Sachsen rüstet die Bergakademie in Freiberg weiter auf

Am Lehrbergwerk "Reichen Zeche" basteln Ingenieure der Technischen Universität an einer Revolution: Sie wollen Plastikmüll als Rohstoff in der Chemie nutzen. Nun hat der Stadtrat den Weg für das Millionenprojekt frei gemacht.

Freiberg.

Der Freistaat Sachsen geht eine neue Großinvestition für die TU Bergakademie in Freiberg an. Das hat das Sächsische Immobilien- und Bau-Management, kurz SIB, bestätigt. Demnach plant das SIB auf dem Gelände der Reichen Zeche ein neues Innovationszentrum. Gestern beschäftigte sich damit der Freiberger Stadtrat und brachte den Bebauungsplan auf den Weg.

Basis ist das Vorhaben, in Freiberg einen Reaktor zu entwickeln, der grob gesagt Plastikmüll mithilfe von Kohle in einen Rohstoff verwandelt. Es wäre eine Revolution. An der Technologie wird in Freiberg schon lange geforscht. Der in Plastik gebundene Kohlenstoff soll nicht wie bislang verbrannt werden und so als Kohlendioxid in der Atmosphäre landen. Der Reaktor lässt vielmehr ein Synthesegas entstehen, das als Ausgangsprodukt zur Herstellung etwa von Methanol, Ethanol, Aceton oder Verbindungen für biotechnologische Anwendungen dient.

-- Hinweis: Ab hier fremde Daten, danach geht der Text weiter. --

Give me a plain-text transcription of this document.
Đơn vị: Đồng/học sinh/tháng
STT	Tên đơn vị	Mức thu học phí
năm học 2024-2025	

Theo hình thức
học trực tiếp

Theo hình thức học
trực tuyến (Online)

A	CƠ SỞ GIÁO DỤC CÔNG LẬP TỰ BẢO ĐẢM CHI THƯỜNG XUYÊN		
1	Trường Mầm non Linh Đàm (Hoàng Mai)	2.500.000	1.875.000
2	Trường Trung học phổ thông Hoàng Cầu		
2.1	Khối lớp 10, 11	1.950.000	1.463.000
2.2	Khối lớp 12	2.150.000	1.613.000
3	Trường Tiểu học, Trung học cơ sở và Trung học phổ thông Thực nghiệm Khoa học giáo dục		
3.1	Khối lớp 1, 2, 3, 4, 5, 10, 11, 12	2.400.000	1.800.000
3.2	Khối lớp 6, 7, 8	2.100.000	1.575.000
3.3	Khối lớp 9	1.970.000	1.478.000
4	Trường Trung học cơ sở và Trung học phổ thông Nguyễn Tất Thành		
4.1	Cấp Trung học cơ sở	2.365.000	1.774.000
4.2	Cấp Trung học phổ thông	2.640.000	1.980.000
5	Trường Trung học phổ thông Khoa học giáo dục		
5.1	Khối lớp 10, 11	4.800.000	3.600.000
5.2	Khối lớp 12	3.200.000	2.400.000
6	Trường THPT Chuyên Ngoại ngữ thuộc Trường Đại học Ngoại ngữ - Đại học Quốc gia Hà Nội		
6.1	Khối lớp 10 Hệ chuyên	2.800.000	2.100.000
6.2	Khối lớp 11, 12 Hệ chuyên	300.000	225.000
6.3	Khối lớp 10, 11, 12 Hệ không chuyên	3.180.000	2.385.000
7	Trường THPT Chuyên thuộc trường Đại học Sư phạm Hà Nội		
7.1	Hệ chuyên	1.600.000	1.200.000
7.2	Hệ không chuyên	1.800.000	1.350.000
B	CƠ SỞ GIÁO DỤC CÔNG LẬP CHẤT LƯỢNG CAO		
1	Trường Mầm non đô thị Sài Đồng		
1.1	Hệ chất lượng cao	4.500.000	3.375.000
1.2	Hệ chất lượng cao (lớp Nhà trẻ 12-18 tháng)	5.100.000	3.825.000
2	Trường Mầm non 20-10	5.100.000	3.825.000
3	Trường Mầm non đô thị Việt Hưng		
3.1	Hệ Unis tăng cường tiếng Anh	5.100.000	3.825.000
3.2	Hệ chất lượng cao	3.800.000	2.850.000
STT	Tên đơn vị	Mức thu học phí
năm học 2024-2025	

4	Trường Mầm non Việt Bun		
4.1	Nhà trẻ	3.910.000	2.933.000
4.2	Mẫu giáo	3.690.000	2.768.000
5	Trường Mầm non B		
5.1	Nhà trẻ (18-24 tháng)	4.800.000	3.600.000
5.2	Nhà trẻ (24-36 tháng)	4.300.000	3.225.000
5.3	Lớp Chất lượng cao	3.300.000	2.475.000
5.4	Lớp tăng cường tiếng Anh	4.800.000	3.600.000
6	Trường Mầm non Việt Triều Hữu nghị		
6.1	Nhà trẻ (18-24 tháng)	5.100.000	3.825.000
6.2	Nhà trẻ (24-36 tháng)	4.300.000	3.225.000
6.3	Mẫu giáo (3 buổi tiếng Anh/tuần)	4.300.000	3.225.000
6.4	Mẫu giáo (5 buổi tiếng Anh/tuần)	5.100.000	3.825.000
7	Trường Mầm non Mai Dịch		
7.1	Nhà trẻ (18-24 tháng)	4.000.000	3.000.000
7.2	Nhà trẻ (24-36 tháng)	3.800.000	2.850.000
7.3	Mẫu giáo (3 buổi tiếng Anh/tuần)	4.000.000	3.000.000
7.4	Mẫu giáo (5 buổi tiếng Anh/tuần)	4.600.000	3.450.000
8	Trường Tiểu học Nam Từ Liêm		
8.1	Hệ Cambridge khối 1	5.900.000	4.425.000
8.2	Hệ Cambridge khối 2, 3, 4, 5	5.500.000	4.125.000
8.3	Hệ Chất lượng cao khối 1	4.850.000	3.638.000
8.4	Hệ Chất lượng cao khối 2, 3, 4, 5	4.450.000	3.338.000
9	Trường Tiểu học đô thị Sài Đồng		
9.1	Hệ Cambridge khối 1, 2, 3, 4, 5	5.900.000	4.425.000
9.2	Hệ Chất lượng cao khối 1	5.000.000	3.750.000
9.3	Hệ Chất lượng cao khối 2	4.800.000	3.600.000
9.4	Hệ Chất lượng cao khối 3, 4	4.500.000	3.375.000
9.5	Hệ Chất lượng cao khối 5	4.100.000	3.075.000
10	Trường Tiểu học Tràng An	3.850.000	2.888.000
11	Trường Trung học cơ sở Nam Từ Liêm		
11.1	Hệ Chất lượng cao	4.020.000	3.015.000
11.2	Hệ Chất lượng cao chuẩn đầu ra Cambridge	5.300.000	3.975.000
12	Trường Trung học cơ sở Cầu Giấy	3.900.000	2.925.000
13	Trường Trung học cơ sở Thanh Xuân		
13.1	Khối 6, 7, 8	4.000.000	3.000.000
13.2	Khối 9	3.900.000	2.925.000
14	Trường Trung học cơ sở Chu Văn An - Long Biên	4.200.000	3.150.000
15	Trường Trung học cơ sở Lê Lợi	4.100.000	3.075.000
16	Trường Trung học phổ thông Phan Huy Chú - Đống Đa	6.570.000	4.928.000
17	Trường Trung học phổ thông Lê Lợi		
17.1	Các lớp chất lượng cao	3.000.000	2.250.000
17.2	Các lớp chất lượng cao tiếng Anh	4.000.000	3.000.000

Hinter dem Projekt steht federführend der Freiberger Professor Bernd Meyer. Der ehemalige Uni-Rektor leitet das Institut für Energieverfahrenstechnik und Chemieingenieurwesen an der Reichen Zeche. Er träumt von einer "weitgehend CO2-neutralen Kohlenstoff-Kreislaufwirtschaft". "Das Institut ist deutschlandweit auf dem Gebiet der Vergasungstechnik führend", sagt der zuständige Projektleiter Olaf Schulz.

Dabei sind die Freiberger nicht allein. Zum Verbund zählt das Fraunhofer-Institut für Mikrostruktur von Werkstoffen und Systemen in Halle (Saale), kurz IMWS, in dem Meyer das Geschäftsfeld Chemische Stoffumwandlung leitet. Dazu zählt auch der Chemiepark Leuna, wo die Pilotanlage installiert werden soll, wenn sie in Freiberg ihre Tauglichkeit unter Beweis gestellt hat.

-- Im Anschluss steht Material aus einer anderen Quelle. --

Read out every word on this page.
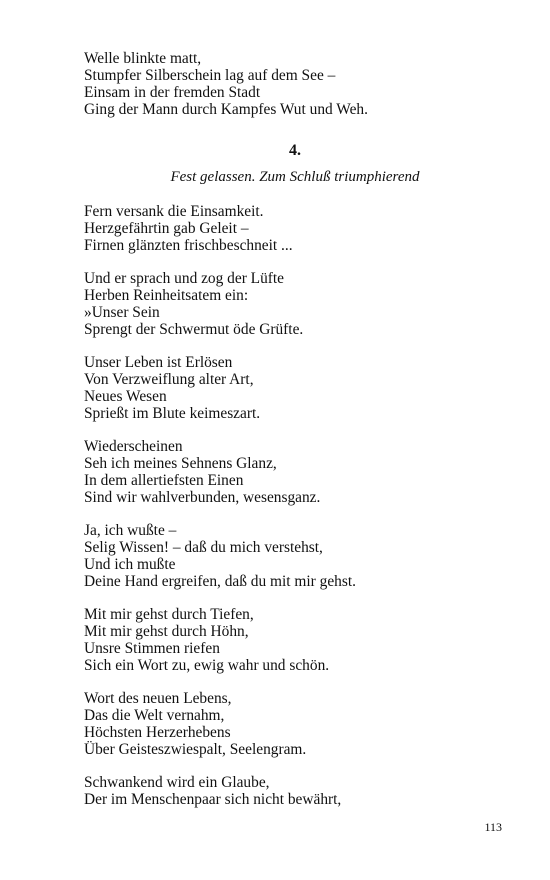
Welle blinkte matt,
Stumpfer Silberschein lag auf dem See –
Einsam in der fremden Stadt
Ging der Mann durch Kampfes Wut und Weh.
4.
Fest gelassen. Zum Schluß triumphierend
Fern versank die Einsamkeit.
Herzgefährtin gab Geleit –
Firnen glänzten frischbeschneit ...
Und er sprach und zog der Lüfte
Herben Reinheitsatem ein:
»Unser Sein
Sprengt der Schwermut öde Grüfte.
Unser Leben ist Erlösen
Von Verzweiflung alter Art,
Neues Wesen
Sprießt im Blute keimeszart.
Wiederscheinen
Seh ich meines Sehnens Glanz,
In dem allertiefsten Einen
Sind wir wahlverbunden, wesensganz.
Ja, ich wußte –
Selig Wissen! – daß du mich verstehst,
Und ich mußte
Deine Hand ergreifen, daß du mit mir gehst.
Mit mir gehst durch Tiefen,
Mit mir gehst durch Höhn,
Unsre Stimmen riefen
Sich ein Wort zu, ewig wahr und schön.
Wort des neuen Lebens,
Das die Welt vernahm,
Höchsten Herzerhebens
Über Geisteszwiespalt, Seelengram.
Schwankend wird ein Glaube,
Der im Menschenpaar sich nicht bewährt,
113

Beteiligt sind außerdem der Braunkohleförderer Mibrag, das Kohlechemieunternehmen Romonta und RWE Power. Sachsen-Anhalts Wirtschaftsminister Armin Willingmann (SPD) sieht die Möglichkeit, in der Region vorhandene Braunkohle klimafreundlich zu nutzen. Das Bundesland sagte 15Millionen Euro zu, in gleicher Höhe sollen Bundesmittel fließen. Die Nachfrage nach der Technologie sei schon jetzt hoch, sagt IMWS-Leiter Ralf B. Wehrspohn. "Und zwar weltweit."

Was das für den Standort Reiche Zeche konkret bedeutet, ist bisher schwer absehbar. Die Planungsphase in Freiberg laufe von 2019 bis 2021, hatte es in ersten Mitteilungen im Frühjahr gelautet. SIB-Mitarbeiter Tobias Lorenz will aber noch keine Aussagen zu Bauzeit und Kosten treffen. "Zum jetzigen Zeitpunkt kann noch nicht viel zum Vorhaben gesagt werden", erklärt er. Vorerst sei es notwendig, gemeinsam mit der Stadt den Bebauungsplan zu erstellen. Lorenz: "Konkrete Bauplanungen schließen sich daran an." Auch muss das Vorhaben noch in den Haushalt des Freistaats eingeordnet und vom sächsischen Landtag bestätigt werden.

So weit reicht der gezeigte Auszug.